Data warehouse automation permeates from people to technology and back again, changing mindsets and methodologies. Teams of developers using tools that write thousands of lines of code in seconds will complete projects in a fraction of the time of those who still code by hand. So, they will also have more time for projects that onboard new technology and achieve business value from new projects.
As organizations increasingly choose to move at least some infrastructure into the cloud, retaining ownership and control of metadata is a safeguard to preventing solution lock-in and ensuring organizational flexibility for the future. Metadata merely describes the data architecture and is not dependent on the data platform the underlies it. This means you can simply lift and shift your data from one system to another as your business’ needs evolve. Data warehouse automation software can use your metadata to generate all the necessary code and documentation for your data on a new cloud platform, eliminating the need for time-intensive and redundant hand-coding.
In addition, your data will retain its full documentation, which is invaluable for creating a clear and auditable data trail as data protection legislation increases. For example, when GDPR hit in Europe last year, WhereScape customers had a pre-existing full audit trail to prove where their data came from, meaning they could choose which data to keep and or delete to comply. If sections of their infrastructure were not yet connected to WhereScape, they could connect it and then retrospectively scope and audit, even back to before they become a WhereScape customer.
How Metadata Works
WhereScape automatically produces metadata while it designs, develops, deploys and operates data infrastructure. The software can read from and write to a set of standard database metadata tables, and will keep vital records including documentation, diagrams and lineage information updated in real-time as your data warehousing team works. Today, WhereScape supports metadata-driven automation across a variety of popular data platforms including Snowflake, Amazon Redshift, Microsoft SQL Server, Microsoft Azure, Oracle, Teradata and more.
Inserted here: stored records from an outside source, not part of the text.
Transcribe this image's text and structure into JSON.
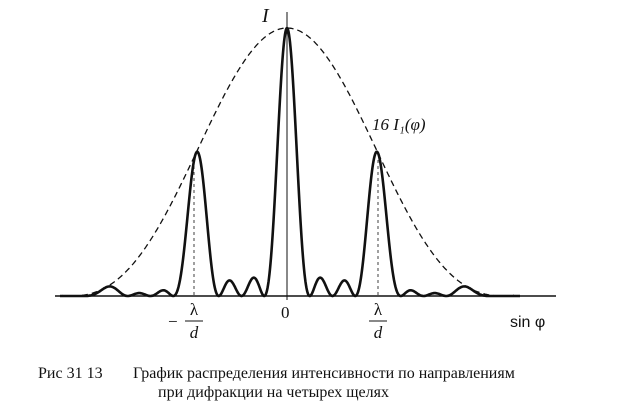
{
  "axis": {
    "y_label": "I",
    "x_label": "sin φ",
    "origin": "0"
  },
  "ticks": {
    "minus": "−",
    "lambda": "λ",
    "d": "d"
  },
  "envelope_label": "16 I₁(φ)",
  "caption": {
    "number": "Рис  31 13",
    "line1": "График распределения интенсивности по направлениям",
    "line2": "при дифракции на четырех щелях"
  }
}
WhereScape’s metadata tables keep track of the upstream and downstream dependencies of all objects in the entire data infrastructure. This means developers can create, manage and document dependent objects safe in the knowledge the automation will ensure they remain integrated and appropriately altered should there be any changes to the underlying infrastructure that affects them. This allows data warehousing teams to fully leverage new technologies such as Snowflake without having to worry about the quality of their code or how it is affected by change elsewhere in their infrastructure.
Real World Benefits
So, what convenience does this technology give us and what does this mean in real world terms? At WhereScape, we are working with an insurance company that needed 10-15 external consultants for up to three months to perform scheduled updates. Now with automated code production, these updates take one or two days. Meanwhile, WhereScape has fully audited and documented their entire data ecosystem. If this company wanted to switch to a cloud provider, it would take a couple of weeks as opposed to perhaps a year of work and a massive cost.
Automation affects how we use and think about tech. It can significantly transform and evolve the mindset of development teams who may previously have been held back by the outdated patterns and values of the 1980s ETL era. The DNA of metadata can further drive this shift in mindset – configurable yet factual, and providing a snapshot that not only describes where we are now but insures against change and enables an agile future.